A titre liminaire, il est rappelé que les « demandes » tendant à voir « constater », « donner acte » ou « dire et juger » telles que formulées dans le dispositif des conclusions ne constituent pas des prétentions au sens des dispositions de l’article 4 du code de procédure civile et ne sont pas susceptibles de faire l’objet d’une exécution forcée. Ces demandes -qui n’en sont pas et constituent en fait un résumé des moyens- ne donneront pas lieu à mention au dispositif.
Sur la demande relative à l’acquisition de la clause résolutoire
L’article 834 du code de procédure civile dispose que, dans tous les cas d’urgence, le président du tribunal judiciaire peut ordonner en référé toutes les mesures qui ne se heurtent à aucune contestation sérieuse ou que justifie l’existence d’un différend.
Selon l’article 835 du même code, le président du tribunal judiciaire peut toujours, même en présence d’une contestation sérieuse, prescrire en référé les mesures conservatoires ou de remise en état qui s’imposent, soit pour prévenir un dommage imminent soit pour faire cesser un trouble manifestement illicite.
En application de ces textes, il est possible, en référé, de constater la résiliation de plein droit d’un contrat de bail en application d’une clause résolutoire stipulée dans un bail lorsque celle-ci est mise en œuvre régulièrement.

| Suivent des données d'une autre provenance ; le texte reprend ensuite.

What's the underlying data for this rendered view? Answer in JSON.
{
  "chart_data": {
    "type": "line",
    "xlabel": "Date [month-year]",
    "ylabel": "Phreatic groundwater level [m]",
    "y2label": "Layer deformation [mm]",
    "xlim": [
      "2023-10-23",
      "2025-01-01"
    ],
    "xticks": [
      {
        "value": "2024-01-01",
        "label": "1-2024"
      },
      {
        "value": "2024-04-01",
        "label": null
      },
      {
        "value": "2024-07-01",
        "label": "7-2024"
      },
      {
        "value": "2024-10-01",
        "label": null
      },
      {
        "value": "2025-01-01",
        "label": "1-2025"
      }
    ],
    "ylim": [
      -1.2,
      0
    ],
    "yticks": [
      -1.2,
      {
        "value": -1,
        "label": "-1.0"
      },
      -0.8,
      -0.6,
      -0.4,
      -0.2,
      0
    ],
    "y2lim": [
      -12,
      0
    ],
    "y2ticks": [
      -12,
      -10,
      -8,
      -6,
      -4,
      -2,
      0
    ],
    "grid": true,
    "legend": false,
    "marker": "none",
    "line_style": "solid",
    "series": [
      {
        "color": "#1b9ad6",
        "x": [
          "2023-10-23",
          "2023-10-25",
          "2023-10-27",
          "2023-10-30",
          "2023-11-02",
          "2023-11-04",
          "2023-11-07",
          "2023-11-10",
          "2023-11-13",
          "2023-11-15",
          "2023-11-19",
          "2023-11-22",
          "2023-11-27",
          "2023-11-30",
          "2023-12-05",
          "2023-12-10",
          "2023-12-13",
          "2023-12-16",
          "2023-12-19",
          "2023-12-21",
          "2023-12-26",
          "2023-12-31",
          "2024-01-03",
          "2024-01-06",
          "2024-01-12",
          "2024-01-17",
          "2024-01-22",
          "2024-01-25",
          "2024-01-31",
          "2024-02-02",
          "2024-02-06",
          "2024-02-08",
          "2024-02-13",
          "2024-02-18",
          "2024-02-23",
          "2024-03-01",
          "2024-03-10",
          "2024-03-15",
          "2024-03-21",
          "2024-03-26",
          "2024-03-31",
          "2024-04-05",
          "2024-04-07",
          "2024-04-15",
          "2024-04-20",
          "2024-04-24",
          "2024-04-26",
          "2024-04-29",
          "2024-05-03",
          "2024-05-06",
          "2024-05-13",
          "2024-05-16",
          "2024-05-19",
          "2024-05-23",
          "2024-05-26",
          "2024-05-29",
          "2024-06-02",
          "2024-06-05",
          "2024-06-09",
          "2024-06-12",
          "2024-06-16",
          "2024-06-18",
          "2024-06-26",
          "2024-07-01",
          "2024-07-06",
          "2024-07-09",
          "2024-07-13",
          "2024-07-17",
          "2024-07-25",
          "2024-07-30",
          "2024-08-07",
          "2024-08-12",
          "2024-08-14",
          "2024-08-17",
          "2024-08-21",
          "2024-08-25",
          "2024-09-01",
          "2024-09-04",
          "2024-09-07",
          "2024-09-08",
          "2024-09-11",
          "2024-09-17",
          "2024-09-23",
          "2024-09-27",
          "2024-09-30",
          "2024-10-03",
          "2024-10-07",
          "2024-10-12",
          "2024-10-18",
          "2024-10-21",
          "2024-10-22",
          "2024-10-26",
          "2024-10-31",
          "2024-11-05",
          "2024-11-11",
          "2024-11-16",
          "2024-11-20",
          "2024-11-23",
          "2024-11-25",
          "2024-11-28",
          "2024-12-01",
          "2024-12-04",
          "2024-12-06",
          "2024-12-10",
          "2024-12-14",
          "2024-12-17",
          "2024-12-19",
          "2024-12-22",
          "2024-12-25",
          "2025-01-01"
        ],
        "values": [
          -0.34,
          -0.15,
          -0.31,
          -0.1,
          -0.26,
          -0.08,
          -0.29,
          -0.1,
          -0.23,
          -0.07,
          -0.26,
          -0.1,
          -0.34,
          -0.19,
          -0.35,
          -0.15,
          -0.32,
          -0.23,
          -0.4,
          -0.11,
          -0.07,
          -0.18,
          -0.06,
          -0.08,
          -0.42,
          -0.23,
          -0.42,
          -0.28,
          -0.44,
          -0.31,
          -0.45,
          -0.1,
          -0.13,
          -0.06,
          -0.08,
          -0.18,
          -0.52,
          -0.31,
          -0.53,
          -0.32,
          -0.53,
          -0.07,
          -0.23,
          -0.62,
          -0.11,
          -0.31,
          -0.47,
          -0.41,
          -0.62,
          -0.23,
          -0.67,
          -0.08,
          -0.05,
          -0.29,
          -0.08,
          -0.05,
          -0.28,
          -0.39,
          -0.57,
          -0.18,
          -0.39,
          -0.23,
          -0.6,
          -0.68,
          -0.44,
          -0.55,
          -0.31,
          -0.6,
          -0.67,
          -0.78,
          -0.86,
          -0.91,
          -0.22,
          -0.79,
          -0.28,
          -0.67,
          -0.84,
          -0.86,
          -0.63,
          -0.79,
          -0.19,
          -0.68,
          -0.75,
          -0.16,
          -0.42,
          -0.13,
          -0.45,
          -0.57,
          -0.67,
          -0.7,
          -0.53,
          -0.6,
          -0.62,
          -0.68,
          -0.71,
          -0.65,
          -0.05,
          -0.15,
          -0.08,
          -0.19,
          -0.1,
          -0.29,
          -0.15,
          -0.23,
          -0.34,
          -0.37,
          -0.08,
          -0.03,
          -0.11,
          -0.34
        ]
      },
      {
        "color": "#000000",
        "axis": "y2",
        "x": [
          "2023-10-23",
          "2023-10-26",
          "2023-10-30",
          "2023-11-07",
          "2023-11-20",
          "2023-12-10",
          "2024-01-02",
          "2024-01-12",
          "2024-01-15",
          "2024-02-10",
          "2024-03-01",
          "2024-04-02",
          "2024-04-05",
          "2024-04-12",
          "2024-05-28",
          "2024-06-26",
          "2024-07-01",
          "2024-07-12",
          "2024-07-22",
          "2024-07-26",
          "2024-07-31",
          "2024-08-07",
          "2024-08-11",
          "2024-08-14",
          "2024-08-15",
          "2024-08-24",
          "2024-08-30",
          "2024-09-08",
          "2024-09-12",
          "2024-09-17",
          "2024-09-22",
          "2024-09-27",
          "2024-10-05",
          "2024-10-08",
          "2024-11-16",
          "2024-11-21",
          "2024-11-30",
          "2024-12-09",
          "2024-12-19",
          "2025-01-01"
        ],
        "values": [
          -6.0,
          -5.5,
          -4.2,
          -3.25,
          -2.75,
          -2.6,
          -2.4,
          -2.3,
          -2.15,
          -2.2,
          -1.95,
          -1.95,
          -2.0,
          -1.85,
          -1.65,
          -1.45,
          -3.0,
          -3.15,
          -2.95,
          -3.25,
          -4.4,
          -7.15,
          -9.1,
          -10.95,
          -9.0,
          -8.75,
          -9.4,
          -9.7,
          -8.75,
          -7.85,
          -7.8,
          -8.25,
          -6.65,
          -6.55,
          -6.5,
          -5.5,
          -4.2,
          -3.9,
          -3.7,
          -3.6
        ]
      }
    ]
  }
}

L’article L. 145-41 du code de commerce dispose que toute clause insérée dans le bail prévoyant la résiliation de plein droit ne produit effet qu’un mois après un commandement demeuré infructueux. Le commandement doit, à peine de nullité, mentionner ce délai.
Le bailleur, au titre d’un bail commercial, demandant la constatation de l’acquisition de la clause résolutoire stipulée dans le bail doit rapporter la preuve de sa créance.
Le juge des référés peut constater la résiliation de plein droit du bail au titre d’une clause contenue à l’acte à cet effet, à condition que :
— le défaut de paiement de la somme réclamée dans le commandement de payer visant la clause résolutoire soit manifestement fautif,
— le bailleur soit, de toute évidence, en situation d’invoquer de bonne foi la mise en jeu de cette clause,
— la clause résolutoire soit dénuée d’ambiguïté et ne nécessite pas interprétation.
En l’espèce, le bail commercial contient une clause résolutoire en vertu de laquelle un commandement de payer a été délivré le 17 avril 2025 par la société CIG development à la SAS Le pompon pour avoir paiement de la somme de 7.235, 71 euros au titre des loyers et charges impayés suivant décompte arrêté au 1er avril 2025.
En annexe du commandement, figure en effet le détail complet des loyers et charges dus et le décompte des versements effectués. En outre, le commandement précise qu’à défaut de paiement dans le délai d’un mois, le bailleur entend expressément se prévaloir de la clause résolutoire incluse dans le bail ; la reproduction de la clause résolutoire et de l’article L. 145-17 alinéa 1 du code de commerce y figurent. Le commandement contenait ainsi toutes les précisions permettant au locataire de connaître la nature, les causes et le montant des sommes réclamées, de procéder au règlement des sommes dues ou de motiver la critique du décompte.
La lecture du décompte produit arrêté au 1er octobre 2025 permet de constater que la défenderesse n’a pas soldé les causes du commandement dans le délai d’un mois, de sorte que les conditions d’acquisition de la clause résolutoire se sont trouvées réunies à la date du 17 mai 2025.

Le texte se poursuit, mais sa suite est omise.